Hadi M. Fares

Self-Assembled Bilayers on Nanocrystalline Metal Oxides: Exploring the Non-Innocent Nature of the Linking Ions

Self-assembled bilayers on nanocrystalline metal oxide films are an increasingly popular strategy for modulating electron and energy transfer at dye-semiconductor interfaces. A majority of the work to date has relied on ZrII and ZnIV linking ions to assemble the films. In this report, we demonstrate that several different cations (CdII, CuII, FeII, LaIII, MnII, and SnIV) are not only effective in generating the bilayer assemblies but also have a profound influence on the stability and photophysical properties of the films. Bilayer films with ZrIV ions exhibited the highest photostability on both TiO2 and ZrO2. Despite the metal ions having a minimal influence on the absorption/emission energies and oxidation potentials of the dye, bilayers composed of CuII, FeII, and MnII exhibit significant excited-state quenching. The excited-state quenching decreases the electron injection yield but also, for CuII and MnII bilayers, significantly slows the back electron transfer kinetics.

Intrinsic Properties of Polyelectrolyte Multilayer Membranes: Erasing the Memory of the Interface

Polyelectrolyte multilayers (PEMUs) are ultrathin membranes made by alternating adsorption of oppositely charged polyelectrolytes on substrates.
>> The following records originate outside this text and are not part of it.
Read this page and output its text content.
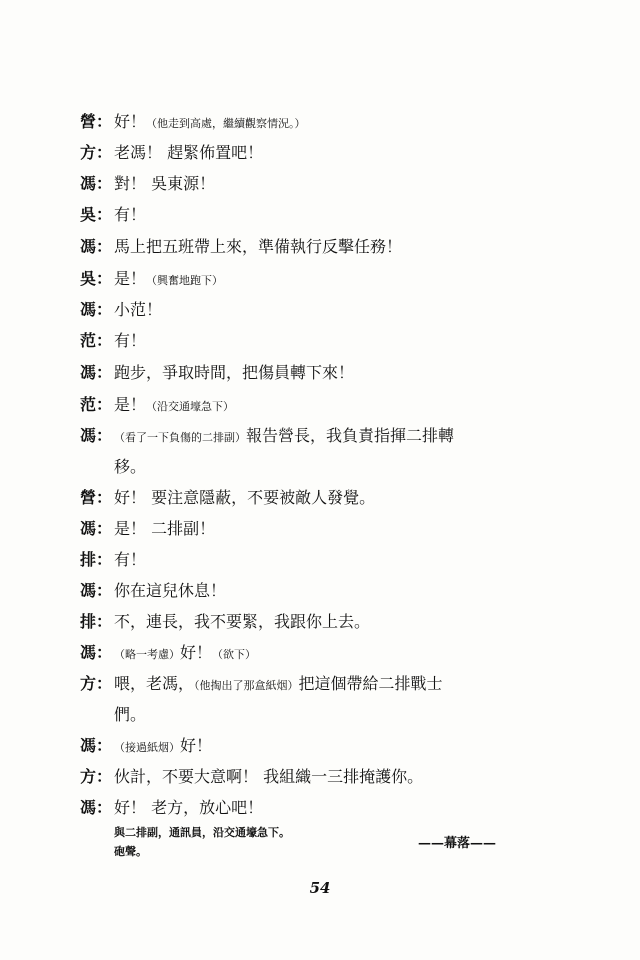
營： 好！（他走到高處，繼續觀察情況。）
方： 老馮！ 趕緊佈置吧！
馮： 對！ 吳東源！
吳： 有！
馮： 馬上把五班帶上來，準備執行反擊任務！
吳： 是！（興奮地跑下）
馮： 小范！
范： 有！
馮： 跑步，爭取時間，把傷員轉下來！
范： 是！（沿交通壕急下）
馮： （看了一下負傷的二排副）報告營長，我負責指揮二排轉
移。
營： 好！ 要注意隱蔽，不要被敵人發覺。
馮： 是！ 二排副！
排： 有！
馮： 你在這兒休息！
排： 不，連長，我不要緊，我跟你上去。
馮： （略一考慮）好！（欲下）
方： 喂，老馮，（他掏出了那盒紙烟）把這個帶給二排戰士
們。
馮： （接過紙烟）好！
方： 伙計，不要大意啊！ 我組織一三排掩護你。
馮： 好！ 老方，放心吧！
與二排副，通訊員，沿交通壕急下。
砲聲。
——幕落——
54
Although PEMUs have shown exceptional selectivity for certain ion-filtering applications, they usually contain an excess of one of the polyelectrolytes due to the history- and condition-dependent mode of PEMU assembly. This excess charge provides fixed sites for ion exchange, enhancing the concentration of oppositely charged ions. Thus, the ion-permselective properties of PEMUs cannot be compared unless they are assembled under identical conditions. This work demonstrates the enhanced permeability of PEMUs as-made from poly(diallyldimethylammonium) (PDADMA), and poly(styrene sulfonate) (PSS) to ferricyanide as an example of an anion. Annealing by NaCl followed by pairing of excess PDADMA with additional PSS produces an almost stoichiometric film that better reflects the intrinsic transport properties of PEMUs. This pairing, observed in real time using electrochemical methods, occurs at the PEMU/solution interface under countercurrent transport of PSS from solution and excess PDADMA paired with a counterion, termed PDADMA*, from the PEMU bulk. A quantitative comparison of PSS and PDADMA* diffusion reveals the conditions under which PEMU assembly depends on PSS molecular weight and concentration.

Ion distribution in dry polyelectrolyte multilayers: a neutron reflectometry study

Ultrathin films of complexed polycation poly(diallyldimethylammonium), PDADMA, and polyanion poly(styrenesulfonate), PSS, were prepared on silicon wafers using the layer-by-layer adsorption technique. When terminated with PDADMA, all films had excess PDADMA, which was balanced by counterions. Neutron reflectivity of these as-made multilayers was compared with measurements on multilayers which had been further processed to ensure 1 : 1 stoichiometry of PDADMA and PSS. The compositions of all films, including polymers and counterions, were determined experimentally rather than by fitting, reducing the number of fit parameters required to model the reflectivity. For each sample, acetate, either protiated, CH3COO-, or deuterated, CD3COO-, served as the counterion. All films were maintained dry under vacuum. Scattering length density profiles were constrained to fit reflectivity data from samples having either counterion. The best fits were obtained with uniform counterion concentrations, even for stoichiometric samples that had been exposed to PDADMA for ca. 5 minutes, showing that surprisingly fast and complete transport of excess cationic charge occurs throughout the multilayer during its construction.